Friday, April 5, 2013

Anna Karenina (2012)

Director: Joe Wright                                  Writer: Tom Stoppard
Film Score: Dario Marianelli                       Cinematography: Seamus McGarvey
Starring: Keira Knightley, Jude Law, Matthew Macfadyen and Aaron Taylor-Johnson

This seems like one of those films that people are either going to love or going to hate. I find myself in the interesting position of being somewhat in between. Joe Wright’s Anna Karenina is a highly stylized telling of the classic Tolstoy novel. It’s part stage production, part Broadway musical, part ballet, and part cinema. To that end, I think it ultimately fails. The concept is unique, to be sure, and there is a great deal of admiration for what Wright has accomplished, but in the end the result is too disjointed, too jarring to allow the audience to settle in and enjoy, and I think that’s what ultimately kept the film out of any serious contention at the Oscars this year.

Leo Tolstoy’s novel concerns Keira Knightley as the title character, a seemingly happily married woman living with her well-to-do politician husband, Jude Law, and their young son in St. Petersburg in 1874. On a trip to Moscow she strikes up a conversation with Olivia Williams as a countess with a son in the military, Aaron Taylor-Johnson. Entranced by her Taylor-Johnson follows her back to St. Petersburg and continues to show up wherever she is, until he confesses his love and lures her into a physical relationship. Deciding that her love for him trumps that of Law in their marriage she makes no attempt to be secretive about the affair, prompting Law to divorce her. It’s a typical nineteenth century European romance in which the decorum of high society dictates not only proper behavior, but the punishments for deviation from proper behavior.

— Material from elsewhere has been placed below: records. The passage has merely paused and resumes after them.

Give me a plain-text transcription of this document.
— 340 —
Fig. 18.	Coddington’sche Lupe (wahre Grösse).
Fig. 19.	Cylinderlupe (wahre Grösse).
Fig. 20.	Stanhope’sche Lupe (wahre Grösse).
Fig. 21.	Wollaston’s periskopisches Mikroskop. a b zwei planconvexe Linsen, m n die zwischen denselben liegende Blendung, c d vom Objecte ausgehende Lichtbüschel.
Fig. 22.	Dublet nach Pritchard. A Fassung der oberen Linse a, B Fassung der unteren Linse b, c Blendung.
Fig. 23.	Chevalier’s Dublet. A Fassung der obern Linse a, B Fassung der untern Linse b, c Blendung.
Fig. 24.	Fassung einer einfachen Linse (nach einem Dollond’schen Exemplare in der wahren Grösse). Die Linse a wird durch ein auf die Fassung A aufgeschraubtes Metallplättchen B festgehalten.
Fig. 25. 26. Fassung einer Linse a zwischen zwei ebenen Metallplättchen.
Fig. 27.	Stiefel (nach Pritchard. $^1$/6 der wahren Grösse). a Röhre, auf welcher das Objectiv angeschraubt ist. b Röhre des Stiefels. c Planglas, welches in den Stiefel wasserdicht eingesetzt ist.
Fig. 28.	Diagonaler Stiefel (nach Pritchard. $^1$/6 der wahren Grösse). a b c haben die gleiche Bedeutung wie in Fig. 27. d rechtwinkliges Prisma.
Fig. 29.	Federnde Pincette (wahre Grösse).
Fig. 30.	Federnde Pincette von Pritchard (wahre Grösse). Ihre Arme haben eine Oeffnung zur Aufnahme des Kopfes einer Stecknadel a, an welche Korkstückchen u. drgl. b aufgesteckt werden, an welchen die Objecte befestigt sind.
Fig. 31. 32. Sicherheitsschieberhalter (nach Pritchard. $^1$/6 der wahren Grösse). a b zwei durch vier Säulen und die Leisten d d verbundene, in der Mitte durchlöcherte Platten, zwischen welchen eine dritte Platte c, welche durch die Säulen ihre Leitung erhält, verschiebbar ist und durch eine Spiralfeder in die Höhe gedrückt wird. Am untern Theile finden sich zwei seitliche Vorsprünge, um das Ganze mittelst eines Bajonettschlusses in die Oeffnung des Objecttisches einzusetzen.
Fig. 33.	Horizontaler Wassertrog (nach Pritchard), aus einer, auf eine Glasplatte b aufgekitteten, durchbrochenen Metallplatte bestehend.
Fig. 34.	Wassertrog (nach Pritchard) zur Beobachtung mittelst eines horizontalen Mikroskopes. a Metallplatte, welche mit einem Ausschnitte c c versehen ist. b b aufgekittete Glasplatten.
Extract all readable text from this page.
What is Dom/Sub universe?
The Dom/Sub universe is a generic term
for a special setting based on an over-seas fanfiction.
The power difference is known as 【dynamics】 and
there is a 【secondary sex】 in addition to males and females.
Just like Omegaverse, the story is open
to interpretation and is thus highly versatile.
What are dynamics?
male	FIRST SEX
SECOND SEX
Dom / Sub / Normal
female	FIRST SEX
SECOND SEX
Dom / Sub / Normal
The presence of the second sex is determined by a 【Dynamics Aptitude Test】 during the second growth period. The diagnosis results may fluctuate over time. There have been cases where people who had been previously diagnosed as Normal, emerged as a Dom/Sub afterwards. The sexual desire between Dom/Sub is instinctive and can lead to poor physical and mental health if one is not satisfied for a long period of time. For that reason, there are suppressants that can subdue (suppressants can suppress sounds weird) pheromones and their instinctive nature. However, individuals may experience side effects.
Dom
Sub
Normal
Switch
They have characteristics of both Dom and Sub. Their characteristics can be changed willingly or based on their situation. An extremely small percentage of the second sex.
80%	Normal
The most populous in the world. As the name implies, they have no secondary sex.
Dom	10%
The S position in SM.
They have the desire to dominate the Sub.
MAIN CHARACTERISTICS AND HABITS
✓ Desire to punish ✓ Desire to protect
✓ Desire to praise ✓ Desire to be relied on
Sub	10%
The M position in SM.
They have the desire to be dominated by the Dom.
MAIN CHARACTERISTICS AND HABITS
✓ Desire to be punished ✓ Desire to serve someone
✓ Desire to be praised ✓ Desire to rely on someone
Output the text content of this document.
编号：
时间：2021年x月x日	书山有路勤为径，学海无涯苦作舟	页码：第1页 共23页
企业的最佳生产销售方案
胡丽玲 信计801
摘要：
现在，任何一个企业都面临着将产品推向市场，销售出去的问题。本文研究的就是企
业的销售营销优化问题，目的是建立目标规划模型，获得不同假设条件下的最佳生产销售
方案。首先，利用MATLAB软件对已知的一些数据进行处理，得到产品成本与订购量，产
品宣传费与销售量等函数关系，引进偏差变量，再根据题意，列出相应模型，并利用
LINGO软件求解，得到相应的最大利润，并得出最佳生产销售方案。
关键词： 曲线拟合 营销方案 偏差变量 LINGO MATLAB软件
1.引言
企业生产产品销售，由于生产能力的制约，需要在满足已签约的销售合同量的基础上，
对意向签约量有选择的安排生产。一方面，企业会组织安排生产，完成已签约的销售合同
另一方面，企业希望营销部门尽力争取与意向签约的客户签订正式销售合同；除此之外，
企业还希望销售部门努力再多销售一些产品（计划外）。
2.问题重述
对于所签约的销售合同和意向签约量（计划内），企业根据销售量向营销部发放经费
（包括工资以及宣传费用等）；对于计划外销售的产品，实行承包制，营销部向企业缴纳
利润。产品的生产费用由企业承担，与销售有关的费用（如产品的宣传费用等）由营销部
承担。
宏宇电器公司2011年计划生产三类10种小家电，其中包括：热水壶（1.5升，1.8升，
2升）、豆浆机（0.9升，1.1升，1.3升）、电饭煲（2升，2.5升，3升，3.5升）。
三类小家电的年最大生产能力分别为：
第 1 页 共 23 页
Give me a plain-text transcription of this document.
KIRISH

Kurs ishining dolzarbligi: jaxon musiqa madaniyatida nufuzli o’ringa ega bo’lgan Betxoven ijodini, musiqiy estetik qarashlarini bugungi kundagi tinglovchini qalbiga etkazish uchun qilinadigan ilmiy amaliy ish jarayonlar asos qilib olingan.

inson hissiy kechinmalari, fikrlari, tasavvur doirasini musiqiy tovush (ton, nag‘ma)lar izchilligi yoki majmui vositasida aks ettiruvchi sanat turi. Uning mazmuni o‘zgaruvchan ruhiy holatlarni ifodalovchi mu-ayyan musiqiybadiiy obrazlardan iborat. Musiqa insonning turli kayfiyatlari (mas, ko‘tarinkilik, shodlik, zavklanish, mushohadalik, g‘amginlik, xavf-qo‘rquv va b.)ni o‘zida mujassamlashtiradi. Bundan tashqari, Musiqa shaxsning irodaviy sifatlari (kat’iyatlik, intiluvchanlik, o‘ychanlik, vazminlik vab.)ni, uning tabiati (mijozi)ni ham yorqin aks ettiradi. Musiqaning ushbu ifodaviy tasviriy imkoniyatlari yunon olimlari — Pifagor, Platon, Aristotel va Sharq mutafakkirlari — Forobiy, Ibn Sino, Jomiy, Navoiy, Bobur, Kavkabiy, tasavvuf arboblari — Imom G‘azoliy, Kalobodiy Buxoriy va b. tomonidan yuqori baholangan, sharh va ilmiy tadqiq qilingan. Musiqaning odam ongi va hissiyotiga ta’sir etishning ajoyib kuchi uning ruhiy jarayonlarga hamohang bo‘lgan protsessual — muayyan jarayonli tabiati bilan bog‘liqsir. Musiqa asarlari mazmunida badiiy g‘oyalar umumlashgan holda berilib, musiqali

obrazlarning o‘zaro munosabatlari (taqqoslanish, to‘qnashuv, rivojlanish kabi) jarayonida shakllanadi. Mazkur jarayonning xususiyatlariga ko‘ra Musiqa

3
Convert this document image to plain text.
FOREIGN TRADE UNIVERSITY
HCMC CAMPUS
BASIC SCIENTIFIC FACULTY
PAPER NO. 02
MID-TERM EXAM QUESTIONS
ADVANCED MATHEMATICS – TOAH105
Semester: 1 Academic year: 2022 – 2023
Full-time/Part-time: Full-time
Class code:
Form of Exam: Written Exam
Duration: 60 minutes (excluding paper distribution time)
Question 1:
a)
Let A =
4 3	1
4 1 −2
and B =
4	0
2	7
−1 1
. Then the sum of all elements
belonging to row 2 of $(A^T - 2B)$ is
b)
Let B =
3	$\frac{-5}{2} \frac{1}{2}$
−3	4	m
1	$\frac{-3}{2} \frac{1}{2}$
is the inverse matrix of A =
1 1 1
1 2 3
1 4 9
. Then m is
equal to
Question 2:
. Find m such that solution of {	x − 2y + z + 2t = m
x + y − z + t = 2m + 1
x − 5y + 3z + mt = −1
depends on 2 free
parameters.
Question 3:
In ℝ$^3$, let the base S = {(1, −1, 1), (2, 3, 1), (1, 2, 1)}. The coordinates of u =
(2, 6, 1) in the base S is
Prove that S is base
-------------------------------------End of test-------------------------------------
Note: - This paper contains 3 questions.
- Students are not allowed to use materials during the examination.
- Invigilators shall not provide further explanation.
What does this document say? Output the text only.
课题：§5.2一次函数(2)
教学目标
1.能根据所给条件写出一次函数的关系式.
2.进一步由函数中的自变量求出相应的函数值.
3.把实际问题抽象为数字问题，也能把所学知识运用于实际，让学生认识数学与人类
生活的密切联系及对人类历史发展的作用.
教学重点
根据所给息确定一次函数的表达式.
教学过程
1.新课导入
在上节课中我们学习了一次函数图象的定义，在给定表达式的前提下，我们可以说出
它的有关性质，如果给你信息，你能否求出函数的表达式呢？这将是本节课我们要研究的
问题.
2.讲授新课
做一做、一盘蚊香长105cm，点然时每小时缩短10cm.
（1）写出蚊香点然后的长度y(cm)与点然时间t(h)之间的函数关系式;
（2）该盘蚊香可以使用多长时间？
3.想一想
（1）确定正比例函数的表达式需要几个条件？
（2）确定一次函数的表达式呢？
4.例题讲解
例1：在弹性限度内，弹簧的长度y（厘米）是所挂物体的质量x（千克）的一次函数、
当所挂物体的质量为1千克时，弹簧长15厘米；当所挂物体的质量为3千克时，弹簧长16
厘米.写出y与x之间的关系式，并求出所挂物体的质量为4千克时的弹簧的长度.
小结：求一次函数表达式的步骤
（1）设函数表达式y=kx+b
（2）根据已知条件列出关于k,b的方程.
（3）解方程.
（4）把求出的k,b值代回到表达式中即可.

The conceit of the film is that the audience is watching a stage production of the story, and in that sense the production is remarkable, flowing effortlessly backstage, in the wings, in front of the stage and up in the catwalks. It’s quite startling in its effect, actors backstage simulating people on the street out walking, doors that open onto the next scene, etc. I’m fairly certain that if the film had kept to that vision of the story the film would have been nominated for an Oscar. As it is, there are stretches in which the story seamlessly becomes a conventional period piece. It’s just as well done, but the problem becomes that it’s too easy to be taken in by the story and forget the overall conceit. When the actors suddenly appear on stage again it’s a jolt that is not very enjoyable for the audience, and the constant back and forth makes it too difficult to suspend disbelief.

Knightly, as always, is spectacular. Not on par with The Duchess, perhaps, but still quite in her element. Another treat is Matthew Macfadyen as her brother. Reunited from Pride and Prejudice, they have become something of a stock company for Wright and they work very well in their scenes together. Taylor-Johnson would not have been my first choice as the young count, but he grows on you after a while. The score by Dario Marianelli is what gives the film its Broadway flavor, that and the broader acting style than would normally be called for in a romance of this type. At the end of the day, however, I’m rather ambivalent about the film, as I wanted to like it a lot more than I did. I certainly enjoyed Knightley, as I always do, but ultimately Anna Karenina’s mix of styles didn’t work for me.